The first of the statistical comments that these changes in probabilities of making a change could also be explained by a general increase in the ease of or tendency to get a hospital appointment/new job. This stems from the non-linearity of the logistic function. Logistic regression models a latent variable that determines the someone’s tendency to quit and converts this into a probability. At low probabilities, an increase in this latent variable has little effect on the probability of separation due to the flatness of the curve mapping the latent variable into probabilities. However, the same increase at values of the variable that give probabilities closer to 0.5 will have a big effect on the probability of separation as the curve is steep in this region. As your research question is conceptual (you’re interested in whether life satisfaction scales map to an individual’s underlying willingness to quit in the same way over time), rather than predicting the probability of separations, the regression coefficients on time interacted with life satisfaction should be the parameter of interest rather than the probabilities. These effects can often go in different directions. A better explanation of this issue with examples is available here: https://datacolada.org/57 I also don’t know whether results will be sensitive to assuming a logit functional form relative to other reasonable distributions, such as a probit.

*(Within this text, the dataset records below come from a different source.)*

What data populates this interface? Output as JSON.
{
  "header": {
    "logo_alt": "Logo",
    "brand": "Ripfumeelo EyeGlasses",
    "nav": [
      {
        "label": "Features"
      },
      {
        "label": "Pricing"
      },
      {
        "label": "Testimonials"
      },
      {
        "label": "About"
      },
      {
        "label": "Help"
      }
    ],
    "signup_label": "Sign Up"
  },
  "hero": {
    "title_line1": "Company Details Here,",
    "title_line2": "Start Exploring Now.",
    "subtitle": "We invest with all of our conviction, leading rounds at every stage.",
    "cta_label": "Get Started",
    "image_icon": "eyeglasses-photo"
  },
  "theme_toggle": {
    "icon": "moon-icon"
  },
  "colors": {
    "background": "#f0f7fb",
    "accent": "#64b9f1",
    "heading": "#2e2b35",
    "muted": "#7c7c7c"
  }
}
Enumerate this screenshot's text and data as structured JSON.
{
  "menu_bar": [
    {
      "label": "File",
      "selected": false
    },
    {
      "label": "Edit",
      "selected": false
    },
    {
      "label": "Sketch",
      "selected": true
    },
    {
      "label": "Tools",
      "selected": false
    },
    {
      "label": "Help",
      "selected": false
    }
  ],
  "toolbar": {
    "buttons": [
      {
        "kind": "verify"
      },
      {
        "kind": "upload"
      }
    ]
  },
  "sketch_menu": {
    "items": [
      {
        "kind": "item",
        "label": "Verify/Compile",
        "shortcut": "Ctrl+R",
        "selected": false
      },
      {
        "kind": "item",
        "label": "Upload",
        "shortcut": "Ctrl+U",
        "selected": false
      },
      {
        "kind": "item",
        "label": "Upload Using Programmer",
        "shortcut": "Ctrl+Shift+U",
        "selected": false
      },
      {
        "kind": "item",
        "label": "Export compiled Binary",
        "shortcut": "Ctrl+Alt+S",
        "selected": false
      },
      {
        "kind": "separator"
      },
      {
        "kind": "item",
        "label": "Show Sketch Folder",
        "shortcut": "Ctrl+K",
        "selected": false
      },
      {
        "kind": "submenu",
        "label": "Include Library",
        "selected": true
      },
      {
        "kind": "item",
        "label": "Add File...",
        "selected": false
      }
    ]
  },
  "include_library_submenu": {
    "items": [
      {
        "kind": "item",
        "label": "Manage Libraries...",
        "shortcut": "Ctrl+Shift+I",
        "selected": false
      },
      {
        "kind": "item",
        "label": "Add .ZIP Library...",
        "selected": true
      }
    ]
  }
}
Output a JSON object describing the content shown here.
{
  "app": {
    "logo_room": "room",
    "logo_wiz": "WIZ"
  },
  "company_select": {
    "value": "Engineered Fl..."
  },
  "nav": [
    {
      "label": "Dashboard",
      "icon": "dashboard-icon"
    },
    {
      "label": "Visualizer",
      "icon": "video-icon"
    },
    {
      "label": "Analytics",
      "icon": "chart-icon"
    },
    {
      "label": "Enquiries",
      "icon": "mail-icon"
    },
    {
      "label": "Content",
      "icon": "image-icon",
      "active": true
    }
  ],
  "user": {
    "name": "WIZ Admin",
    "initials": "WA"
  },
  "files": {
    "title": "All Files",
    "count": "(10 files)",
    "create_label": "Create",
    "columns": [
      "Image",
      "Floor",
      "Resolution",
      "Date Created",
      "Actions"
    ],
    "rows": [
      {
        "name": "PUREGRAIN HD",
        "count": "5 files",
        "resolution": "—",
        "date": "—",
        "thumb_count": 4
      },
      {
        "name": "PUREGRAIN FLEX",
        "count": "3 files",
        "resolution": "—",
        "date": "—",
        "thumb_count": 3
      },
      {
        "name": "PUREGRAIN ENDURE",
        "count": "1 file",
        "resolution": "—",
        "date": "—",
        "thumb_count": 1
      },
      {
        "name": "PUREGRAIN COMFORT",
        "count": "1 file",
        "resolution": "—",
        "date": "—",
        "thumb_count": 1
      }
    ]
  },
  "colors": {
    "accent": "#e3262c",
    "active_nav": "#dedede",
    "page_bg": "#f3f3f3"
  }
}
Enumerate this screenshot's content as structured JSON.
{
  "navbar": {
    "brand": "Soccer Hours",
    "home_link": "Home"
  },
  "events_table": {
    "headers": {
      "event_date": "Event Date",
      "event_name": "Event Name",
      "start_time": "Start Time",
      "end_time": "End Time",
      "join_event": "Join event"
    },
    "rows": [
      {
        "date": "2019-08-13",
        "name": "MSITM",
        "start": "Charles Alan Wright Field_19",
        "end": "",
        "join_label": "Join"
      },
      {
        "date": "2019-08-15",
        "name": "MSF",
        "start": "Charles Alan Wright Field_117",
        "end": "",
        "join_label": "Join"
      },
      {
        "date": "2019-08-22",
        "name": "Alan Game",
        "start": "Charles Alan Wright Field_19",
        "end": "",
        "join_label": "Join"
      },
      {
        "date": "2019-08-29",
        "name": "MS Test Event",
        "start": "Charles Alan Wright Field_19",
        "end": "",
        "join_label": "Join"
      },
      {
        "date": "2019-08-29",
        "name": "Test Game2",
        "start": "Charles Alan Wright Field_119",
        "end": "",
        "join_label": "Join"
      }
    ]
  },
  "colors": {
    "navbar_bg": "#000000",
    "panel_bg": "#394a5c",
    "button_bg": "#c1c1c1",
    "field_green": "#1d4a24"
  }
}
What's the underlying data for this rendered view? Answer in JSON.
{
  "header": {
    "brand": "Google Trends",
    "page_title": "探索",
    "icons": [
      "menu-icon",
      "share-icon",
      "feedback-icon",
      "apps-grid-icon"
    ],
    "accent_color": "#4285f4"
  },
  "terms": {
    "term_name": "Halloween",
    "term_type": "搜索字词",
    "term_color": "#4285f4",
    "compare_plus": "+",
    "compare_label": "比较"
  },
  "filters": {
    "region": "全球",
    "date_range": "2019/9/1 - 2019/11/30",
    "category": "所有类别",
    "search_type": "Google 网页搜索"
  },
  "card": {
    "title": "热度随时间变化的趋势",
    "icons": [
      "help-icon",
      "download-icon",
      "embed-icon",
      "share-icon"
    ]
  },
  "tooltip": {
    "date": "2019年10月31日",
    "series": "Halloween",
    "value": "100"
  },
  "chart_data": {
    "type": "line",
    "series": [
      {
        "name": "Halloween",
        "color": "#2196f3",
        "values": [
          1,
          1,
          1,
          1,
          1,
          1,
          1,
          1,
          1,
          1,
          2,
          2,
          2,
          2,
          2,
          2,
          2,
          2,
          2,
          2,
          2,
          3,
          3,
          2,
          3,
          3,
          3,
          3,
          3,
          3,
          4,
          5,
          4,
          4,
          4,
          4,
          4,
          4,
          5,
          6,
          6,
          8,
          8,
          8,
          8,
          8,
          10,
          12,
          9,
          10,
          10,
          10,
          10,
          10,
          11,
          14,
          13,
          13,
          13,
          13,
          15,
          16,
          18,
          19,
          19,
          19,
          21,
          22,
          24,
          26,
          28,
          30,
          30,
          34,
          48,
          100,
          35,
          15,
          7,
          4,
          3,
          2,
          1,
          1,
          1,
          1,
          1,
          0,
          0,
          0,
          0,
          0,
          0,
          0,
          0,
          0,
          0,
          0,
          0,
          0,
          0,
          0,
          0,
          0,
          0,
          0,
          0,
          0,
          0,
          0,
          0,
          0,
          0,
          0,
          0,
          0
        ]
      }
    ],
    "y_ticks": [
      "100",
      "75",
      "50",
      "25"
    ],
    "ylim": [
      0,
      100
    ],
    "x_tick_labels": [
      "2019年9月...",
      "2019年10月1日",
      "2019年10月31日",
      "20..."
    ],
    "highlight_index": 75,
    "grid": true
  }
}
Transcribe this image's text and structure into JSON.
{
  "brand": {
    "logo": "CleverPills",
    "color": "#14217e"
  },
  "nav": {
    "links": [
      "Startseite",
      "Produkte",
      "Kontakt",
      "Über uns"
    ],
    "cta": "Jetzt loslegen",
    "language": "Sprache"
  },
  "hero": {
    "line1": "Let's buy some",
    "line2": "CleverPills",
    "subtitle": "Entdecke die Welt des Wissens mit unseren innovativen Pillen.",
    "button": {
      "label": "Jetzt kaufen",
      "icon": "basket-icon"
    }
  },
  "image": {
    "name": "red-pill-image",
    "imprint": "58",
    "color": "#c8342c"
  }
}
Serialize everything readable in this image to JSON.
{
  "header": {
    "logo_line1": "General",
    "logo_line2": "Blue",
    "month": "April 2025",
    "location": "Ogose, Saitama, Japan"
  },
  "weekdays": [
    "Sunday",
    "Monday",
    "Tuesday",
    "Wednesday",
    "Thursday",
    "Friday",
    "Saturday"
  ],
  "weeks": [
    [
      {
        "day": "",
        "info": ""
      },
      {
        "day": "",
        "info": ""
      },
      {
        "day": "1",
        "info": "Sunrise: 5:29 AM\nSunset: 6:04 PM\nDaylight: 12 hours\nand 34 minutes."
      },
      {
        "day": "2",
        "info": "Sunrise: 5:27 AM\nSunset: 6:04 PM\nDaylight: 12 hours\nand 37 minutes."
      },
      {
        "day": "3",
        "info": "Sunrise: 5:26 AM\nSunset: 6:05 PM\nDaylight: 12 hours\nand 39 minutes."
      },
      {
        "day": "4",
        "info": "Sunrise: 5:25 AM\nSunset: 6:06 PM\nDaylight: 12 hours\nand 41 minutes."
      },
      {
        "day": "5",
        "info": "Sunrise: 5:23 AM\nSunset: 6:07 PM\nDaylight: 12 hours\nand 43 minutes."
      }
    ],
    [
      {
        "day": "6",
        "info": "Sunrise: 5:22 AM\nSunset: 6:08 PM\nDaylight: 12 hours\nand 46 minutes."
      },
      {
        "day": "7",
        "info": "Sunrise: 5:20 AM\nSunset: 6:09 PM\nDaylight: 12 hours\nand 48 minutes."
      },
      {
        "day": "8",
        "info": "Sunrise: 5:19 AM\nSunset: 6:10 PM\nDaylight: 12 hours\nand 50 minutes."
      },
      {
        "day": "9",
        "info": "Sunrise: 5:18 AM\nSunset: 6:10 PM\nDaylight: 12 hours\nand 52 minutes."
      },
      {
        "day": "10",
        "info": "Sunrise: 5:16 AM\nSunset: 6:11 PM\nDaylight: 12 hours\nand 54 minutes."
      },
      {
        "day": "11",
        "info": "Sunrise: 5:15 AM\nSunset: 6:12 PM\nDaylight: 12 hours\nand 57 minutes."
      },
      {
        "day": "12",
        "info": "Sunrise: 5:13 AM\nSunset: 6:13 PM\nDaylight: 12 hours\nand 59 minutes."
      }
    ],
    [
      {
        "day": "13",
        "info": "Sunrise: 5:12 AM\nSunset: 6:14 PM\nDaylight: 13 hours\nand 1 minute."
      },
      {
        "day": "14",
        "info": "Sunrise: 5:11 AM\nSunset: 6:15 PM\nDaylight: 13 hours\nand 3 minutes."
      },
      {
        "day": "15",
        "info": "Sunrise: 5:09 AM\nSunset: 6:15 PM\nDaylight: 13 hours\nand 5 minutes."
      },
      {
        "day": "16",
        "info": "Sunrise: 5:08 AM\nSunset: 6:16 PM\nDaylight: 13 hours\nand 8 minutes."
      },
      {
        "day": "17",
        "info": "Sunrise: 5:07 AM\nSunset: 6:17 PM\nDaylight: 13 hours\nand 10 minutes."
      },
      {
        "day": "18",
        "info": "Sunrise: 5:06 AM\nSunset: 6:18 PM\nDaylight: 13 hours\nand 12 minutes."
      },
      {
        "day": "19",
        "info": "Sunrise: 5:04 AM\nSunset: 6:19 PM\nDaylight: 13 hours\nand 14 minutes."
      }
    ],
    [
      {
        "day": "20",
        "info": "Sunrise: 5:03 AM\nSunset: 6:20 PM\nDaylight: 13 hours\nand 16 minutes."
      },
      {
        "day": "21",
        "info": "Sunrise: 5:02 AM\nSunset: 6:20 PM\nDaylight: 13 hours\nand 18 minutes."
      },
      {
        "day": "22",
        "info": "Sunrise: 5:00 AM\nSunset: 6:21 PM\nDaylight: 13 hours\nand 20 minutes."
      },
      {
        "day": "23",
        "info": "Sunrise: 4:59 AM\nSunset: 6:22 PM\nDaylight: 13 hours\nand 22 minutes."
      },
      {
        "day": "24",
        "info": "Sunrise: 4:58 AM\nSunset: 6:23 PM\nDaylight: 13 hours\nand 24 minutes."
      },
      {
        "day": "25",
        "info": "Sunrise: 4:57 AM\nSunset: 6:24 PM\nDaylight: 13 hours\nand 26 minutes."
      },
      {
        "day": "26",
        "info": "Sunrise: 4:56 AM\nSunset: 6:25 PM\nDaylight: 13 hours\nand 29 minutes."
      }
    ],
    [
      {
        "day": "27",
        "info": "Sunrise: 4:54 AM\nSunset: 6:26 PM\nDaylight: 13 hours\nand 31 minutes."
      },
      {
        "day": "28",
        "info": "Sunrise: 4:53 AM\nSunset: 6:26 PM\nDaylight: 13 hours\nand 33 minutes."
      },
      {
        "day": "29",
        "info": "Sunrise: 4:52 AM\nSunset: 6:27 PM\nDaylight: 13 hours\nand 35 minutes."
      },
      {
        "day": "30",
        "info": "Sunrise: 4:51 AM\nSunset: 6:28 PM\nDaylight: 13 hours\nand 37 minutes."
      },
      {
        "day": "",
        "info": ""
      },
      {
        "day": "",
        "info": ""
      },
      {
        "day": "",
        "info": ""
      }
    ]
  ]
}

Another more minor comment, is that you need to be careful when adding individual fixed effects to models like this, which you mentioned you did as a robustness check. In non-linear models, such as a logit, doing this often creates an incidental parameters problem that make your regression inconsistent. In this case, you would also be dealing with the issue that it is impossible to separately identify age, time, and cohort effects. Holding the individual constant, the coefficient of a change in time with life satisfaction would include both the time effect you are interested in and an effect of ageing that you are not.
I’d be happy to discuss any of these issues with you in more detail.